[MUD-Dev] Re: Info about different skill systems

Travis S. Casey efindel at io.com
Mon Jan 4 14:20:54 New Zealand Daylight Time 1999


On Sat, 2 Jan 1999, Nathan F Yospe wrote:
> On Fri, 1 Jan 1999, Emil Eifrem wrote:
> 
> As the guy who coined "Skill Web" I ought to answer this one. There will
> be more info if you cross ref my name on your search, but, for now... it
> would be unfair to just dangle that in front of you and not add anything
> new. So... another informational post. *sigh* holiday break, working and
> all, has made me soft... I wasn't going to think mud for another five or
> six months.

Not to cast disparagements on you, Nathan, but the term "skill web" has
been in use in the paper RPG community since at least 1989, and quite
possibly earlier than that.  The *concept* of a skill web, as you describe
it, has been in use since at least the late '70's or early '80's (I'd have
to check some references I don't have here to get an exact year).

Most paper RPGs, however, either have very small webs or use them only at
certain points (e.g., when creating a character).  Constant on-the-fly
updating, would, of course, be very hard to do with a large skill web in a
paper RPG.

A skill web or a skill tree, though, is really just a way of expressing
the relationships between skills -- it's those relationships that are
important, not the expression of them.  So, here are a few ways that
some RPGs have had skills relate to each other:

 - Subskills.  One skill may be wholly included in another skill.  If 
   this is the case, the score in the including skill may be used 
   whenever the included skill is needed, but not vice-versa.  This
   sort of relationship is often shown by a tree, for obvious reasons.

   Example:  a hunting skill might include subskills of tracking, 
     stalking, and concealment.

   Uses:  A good subskill setup makes it easier to list a character's
     skills, since subskills of a skill need not be listed unless the
     character is better at them.  It also helps prevent cases where 
     a player forgets to take a skill that his/her character should
     logically have.

   Notes:  A given subskill might be included in more than one general
     skill; for example, lockpicking might be included under both 
     a locksmith skill and a burglary skill.  A class-level system can
     be thought of as a very specific type of subskill system -- most
     characters have only one very general skill, which determines how 
     good they are at doing anything.

 - Prerequisite skills.  In order to learn or to use a particular skill,
   it may be necessary to have other skills.  A particular minimum level
   may be needed in those skills.

   Examples:  In a cyberpunk setting, cyberware installation and repair
     might have prerequisites of neurosurgery and electronics.  In a
     fantasy world, magical theory might have mathematics as a
     prerequisite.

   Uses:  Prerequisite skills can be used to enforce a certain order of
     gaining skills.  In a skill-based system, this can prevent characters
     from acquiring nonsensical skill combinations.  It also makes certain
     skills harder to acquire, and can be used to force players to take
     skills that they might not otherwise take -- such as mathematics.

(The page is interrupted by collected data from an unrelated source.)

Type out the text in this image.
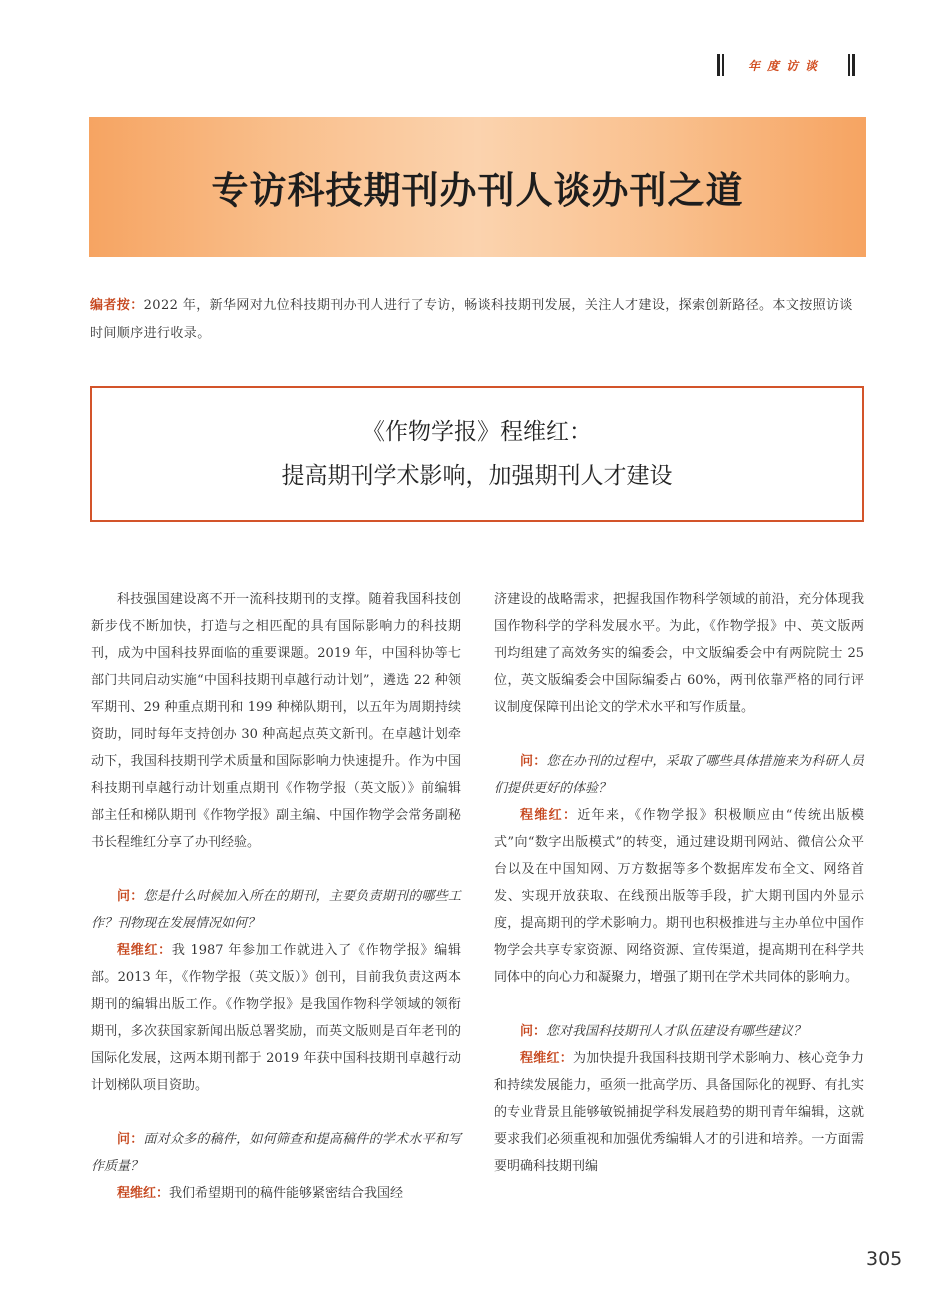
年度访谈
专访科技期刊办刊人谈办刊之道
编者按：2022 年，新华网对九位科技期刊办刊人进行了专访，畅谈科技期刊发展，关注人才建设，探索创新路径。本文按照访谈时间顺序进行收录。
《作物学报》程维红：
提高期刊学术影响，加强期刊人才建设

科技强国建设离不开一流科技期刊的支撑。随着我国科技创新步伐不断加快，打造与之相匹配的具有国际影响力的科技期刊，成为中国科技界面临的重要课题。2019 年，中国科协等七部门共同启动实施“中国科技期刊卓越行动计划”，遴选 22 种领军期刊、29 种重点期刊和 199 种梯队期刊，以五年为周期持续资助，同时每年支持创办 30 种高起点英文新刊。在卓越计划牵动下，我国科技期刊学术质量和国际影响力快速提升。作为中国科技期刊卓越行动计划重点期刊《作物学报（英文版）》前编辑部主任和梯队期刊《作物学报》副主编、中国作物学会常务副秘书长程维红分享了办刊经验。

问：您是什么时候加入所在的期刊，主要负责期刊的哪些工作？刊物现在发展情况如何？

程维红：我 1987 年参加工作就进入了《作物学报》编辑部。2013 年，《作物学报（英文版）》创刊，目前我负责这两本期刊的编辑出版工作。《作物学报》是我国作物科学领域的领衔期刊，多次获国家新闻出版总署奖励，而英文版则是百年老刊的国际化发展，这两本期刊都于 2019 年获中国科技期刊卓越行动计划梯队项目资助。

问：面对众多的稿件，如何筛查和提高稿件的学术水平和写作质量？

程维红：我们希望期刊的稿件能够紧密结合我国经

济建设的战略需求，把握我国作物科学领域的前沿，充分体现我国作物科学的学科发展水平。为此，《作物学报》中、英文版两刊均组建了高效务实的编委会，中文版编委会中有两院院士 25 位，英文版编委会中国际编委占 60%，两刊依靠严格的同行评议制度保障刊出论文的学术水平和写作质量。

问：您在办刊的过程中，采取了哪些具体措施来为科研人员们提供更好的体验？

程维红：近年来，《作物学报》积极顺应由“传统出版模式”向“数字出版模式”的转变，通过建设期刊网站、微信公众平台以及在中国知网、万方数据等多个数据库发布全文、网络首发、实现开放获取、在线预出版等手段，扩大期刊国内外显示度，提高期刊的学术影响力。期刊也积极推进与主办单位中国作物学会共享专家资源、网络资源、宣传渠道，提高期刊在科学共同体中的向心力和凝聚力，增强了期刊在学术共同体的影响力。

问：您对我国科技期刊人才队伍建设有哪些建议？

程维红：为加快提升我国科技期刊学术影响力、核心竞争力和持续发展能力，亟须一批高学历、具备国际化的视野、有扎实的专业背景且能够敏锐捕捉学科发展趋势的期刊青年编辑，这就要求我们必须重视和加强优秀编辑人才的引进和培养。一方面需要明确科技期刊编

305
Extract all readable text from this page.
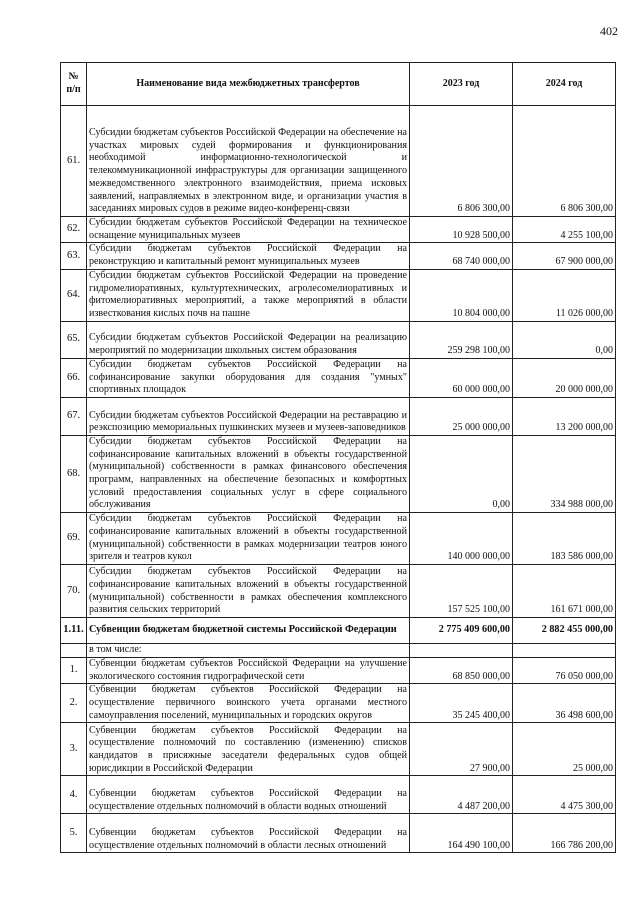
402
№ п/п	Наименование вида межбюджетных трансфертов	2023 год	2024 год
61.	Субсидии бюджетам субъектов Российской Федерации на обеспечение на участках мировых судей формирования и функционирования необходимой информационно-технологической и телекоммуникационной инфраструктуры для организации защищенного межведомственного электронного взаимодействия, приема исковых заявлений, направляемых в электронном виде, и организации участия в заседаниях мировых судов в режиме видео-конференц-связи	6 806 300,00	6 806 300,00
62.	Субсидии бюджетам субъектов Российской Федерации на техническое оснащение муниципальных музеев	10 928 500,00	4 255 100,00
63.	Субсидии бюджетам субъектов Российской Федерации на реконструкцию и капитальный ремонт муниципальных музеев	68 740 000,00	67 900 000,00
64.	Субсидии бюджетам субъектов Российской Федерации на проведение гидромелиоративных, культуртехнических, агролесомелиоративных и фитомелиоративных мероприятий, а также мероприятий в области известкования кислых почв на пашне	10 804 000,00	11 026 000,00
65.	Субсидии бюджетам субъектов Российской Федерации на реализацию мероприятий по модернизации школьных систем образования	259 298 100,00	0,00
66.	Субсидии бюджетам субъектов Российской Федерации на софинансирование закупки оборудования для создания "умных" спортивных площадок	60 000 000,00	20 000 000,00
67.	Субсидии бюджетам субъектов Российской Федерации на реставрацию и реэкспозицию мемориальных пушкинских музеев и музеев-заповедников	25 000 000,00	13 200 000,00
68.	Субсидии бюджетам субъектов Российской Федерации на софинансирование капитальных вложений в объекты государственной (муниципальной) собственности в рамках финансового обеспечения программ, направленных на обеспечение безопасных и комфортных условий предоставления социальных услуг в сфере социального обслуживания	0,00	334 988 000,00
69.	Субсидии бюджетам субъектов Российской Федерации на софинансирование капитальных вложений в объекты государственной (муниципальной) собственности в рамках модернизации театров юного зрителя и театров кукол	140 000 000,00	183 586 000,00
70.	Субсидии бюджетам субъектов Российской Федерации на софинансирование капитальных вложений в объекты государственной (муниципальной) собственности в рамках обеспечения комплексного развития сельских территорий	157 525 100,00	161 671 000,00
1.11.	Субвенции бюджетам бюджетной системы Российской Федерации	2 775 409 600,00	2 882 455 000,00
	в том числе:		
1.	Субвенции бюджетам субъектов Российской Федерации на улучшение экологического состояния гидрографической сети	68 850 000,00	76 050 000,00
2.	Субвенции бюджетам субъектов Российской Федерации на осуществление первичного воинского учета органами местного самоуправления поселений, муниципальных и городских округов	35 245 400,00	36 498 600,00
3.	Субвенции бюджетам субъектов Российской Федерации на осуществление полномочий по составлению (изменению) списков кандидатов в присяжные заседатели федеральных судов общей юрисдикции в Российской Федерации	27 900,00	25 000,00
4.	Субвенции бюджетам субъектов Российской Федерации на осуществление отдельных полномочий в области водных отношений	4 487 200,00	4 475 300,00
5.	Субвенции бюджетам субъектов Российской Федерации на осуществление отдельных полномочий в области лесных отношений	164 490 100,00	166 786 200,00
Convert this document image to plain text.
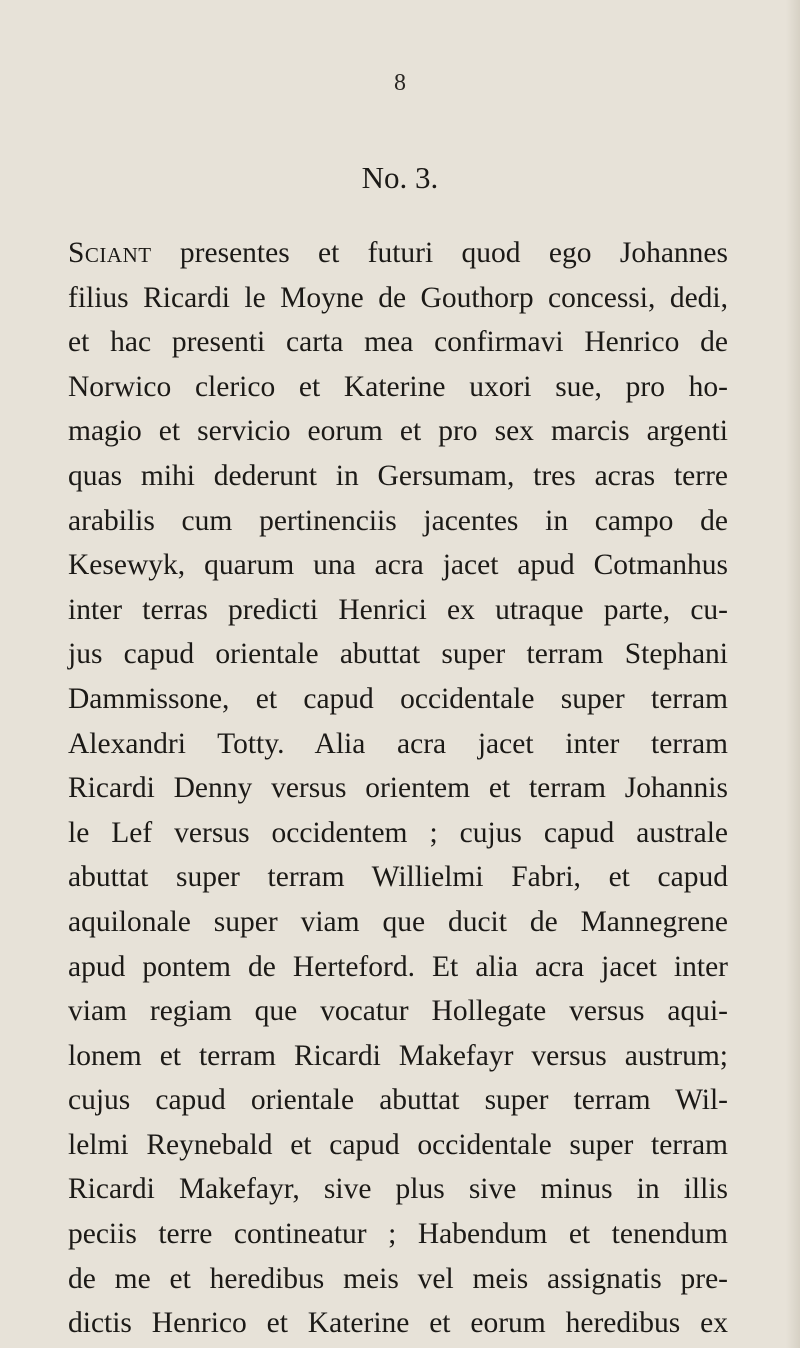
8
No. 3.
Sciant presentes et futuri quod ego Johannes
filius Ricardi le Moyne de Gouthorp concessi, dedi,
et hac presenti carta mea confirmavi Henrico de
Norwico clerico et Katerine uxori sue, pro ho-
magio et servicio eorum et pro sex marcis argenti
quas mihi dederunt in Gersumam, tres acras terre
arabilis cum pertinenciis jacentes in campo de
Kesewyk, quarum una acra jacet apud Cotmanhus
inter terras predicti Henrici ex utraque parte, cu-
jus capud orientale abuttat super terram Stephani
Dammissone, et capud occidentale super terram
Alexandri Totty. Alia acra jacet inter terram
Ricardi Denny versus orientem et terram Johannis
le Lef versus occidentem ; cujus capud australe
abuttat super terram Willielmi Fabri, et capud
aquilonale super viam que ducit de Mannegrene
apud pontem de Herteford. Et alia acra jacet inter
viam regiam que vocatur Hollegate versus aqui-
lonem et terram Ricardi Makefayr versus austrum;
cujus capud orientale abuttat super terram Wil-
lelmi Reynebald et capud occidentale super terram
Ricardi Makefayr, sive plus sive minus in illis
peciis terre contineatur ; Habendum et tenendum
de me et heredibus meis vel meis assignatis pre-
dictis Henrico et Katerine et eorum heredibus ex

 - Defaults.  A character may be able to use a skill that he/she does not
   actually have a score in if he/she has a related skill.  Usually this
   will be at a penalty.

   Example:  Broadsword skill might be usable as a default for shortsword
     skill, and vice-versa.

   Uses:  This helps to accurately reflect that may skills, particularly
     weapon skills, are related.  

   Notes:  In a system which has prerequisites, skills may often default
     to their prerequisites.

 - Influence.  A high score in one skill may help when using another
   skill in certain situations.  Similarly, a low score in a skill may
   be a hindrance when using another skill under certain situations.

   Examples:  A high skill in acting might be of help when trying to
     use a disguise skill.  On the other side of things, a low skill
     in horse riding may give a penalty to one's sword skill when 
     trying to use a sword from horseback.

   Uses:  Allowing influences can give more uses for skills that 
     otherwise might see little use.  It also allows for a bit more 
     individualization in the way that characters do things, particularly
     in systems where players are allowed to suggest skills they have
     that might be a positive influence on actions.

   Notes:  Over-liberal use of influence can get ridiculous -- "I'll use 
     my fiddling skill to help me cook the fish."  "What?  How are you
     going to do that?"  "Well, first I need to build a fire, and I'm 
     used to rapidly rubbing a stick across something else.  Then, I need
     to keep track of how long things have been cooking, and I can count
     beats to help me keep track of time..."

     I've added the rider that influences can only help in certain 
     situations to differentiate influences from those systems which
     make it cheaper to buy levels in skills that you already have good
     default skills for.

That's all that I can think of in the time I have... other thoughts out
there?

--
       |\      _,,,---,,_        Travis S. Casey  <efindel at io.com>
 ZZzz  /,`.-'`'    -.  ;-;;,_   No one agrees with me.  Not even me.